Book Review: Indonesian Revival: Why Two Million Came to Christ by Avery Willis, Jr. (William Carey Library, 1977)
By Duane Alexander Miller
I believe that this book is the single best case study on conversion from Islam to Christianity ever written. Willis, better known for his work with the popular MasterLife series, this was his dissertation for Southwest Baptist Seminary, which was subsequently published in book form.
He has many advantages that other scholars do not have: his obvious ease with the local languages and many years of living in Indonesia as a missionary mean he is able to use indigenous sources extensively. He is deeply conversant with important aspects of Javanese history—political, religious, cultural, ritual. Also helpful is that his sample is quite sizable—500 interviews. He is studying Javanese converts, so the limitation to one ethnicity in a diverse and populous nation like Indonesia is also a plus.

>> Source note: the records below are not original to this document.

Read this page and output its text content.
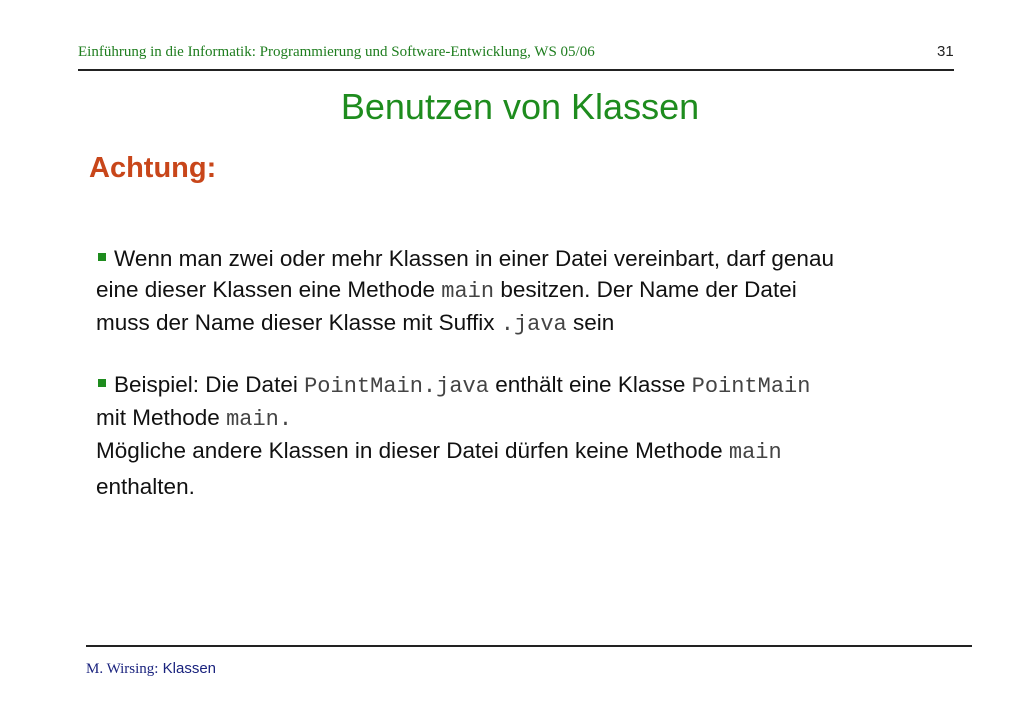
Einführung in die Informatik: Programmierung und Software-Entwicklung, WS 05/06	31
Benutzen von Klassen
Achtung:
Wenn man zwei oder mehr Klassen in einer Datei vereinbart, darf genau
eine dieser Klassen eine Methode main besitzen. Der Name der Datei
muss der Name dieser Klasse mit Suffix .java sein
Beispiel: Die Datei PointMain.java enthält eine Klasse PointMain
mit Methode main.
Mögliche andere Klassen in dieser Datei dürfen keine Methode main
enthalten.
M. Wirsing: Klassen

Perhaps his greatest strength is that, while writing from an avowedly confessional point of view, he is able to appreciate the complexity of conversion, how it almost always comes about through a combination of different factors—spiritual, yes, but also sociological and political. His detailed use of the records of five denominations, and his awareness of the different ethos and history of each one, shows his ability to appreciate the diversity among conservative evangelicals, a group which many secular academics simply lump together without justification. His years of missionary labor in Indonesia appear to have paid off, as he is able to marshal the research aid of numerous indigenous pastors. It is hard to picture research of this depth and quality coming about from a handful of field research visits, even lengthy ones.
That his volume was published in 1977 begs for a follow-up from some ambitious researcher (or, more likely, team of researchers). His final analysis of the hundreds of interviews performed yields the following list of reasons for conversion, in order of how many people mentioned them: Spiritual need, Government, Protection, Church, Family, Society, Christian Life, Gospel, Reaction, Service, Miracles. He explains that the Islamist violence directed at suspected Communists after the attempted Communist coup in 1965 was the occasion for the conversion of many Indonesians, who were put in a place where they had to choose a religion (to prove they were not godless Communists). The Javanese were nominally Muslims, though they tended to practice a form of Islam which had syncretized numerous elements from the traditional, pre-Islamic religion. Confronted with the revenge killings exacted by Muslims, and the need to choose a religion, a significant number chose Christianity. He spends a full three chapters giving the political background and also lets us know about the nature of Javanese society, and proposes a list of reasons why Javanese culture (as opposed to other Muslim cultures in Indonesia) appears to have been more disposed towards conversion to Christianity. Finally, he is refreshingly frank about the failures of his own community (Baptists) and their short comings at different times—both among the missionaries (and he was one of them) and the Indonesian leaders. The scope and depth are commendable, if there is one drawback it is that among his interviews there is a disproportionate number of church leaders and pastors, and fewer regular church members than one might hope.
The most unfortunate thing about this book is that in the field of conversion studies it appears to relatively unknown. Even a meticulous scholar like Lewis Rambo, who delved deep into this literature for his ground-breaking 1993 volume Understanding Religious Conversion (Yale) does not mention Willis’ important contribution in his bibliography. There is much here for the scholar, confessional or secular, to analyze and contemplate. This book will be of interest to historians, missiologists, and anthropologists, and scholars in the fields of politics and religious studies.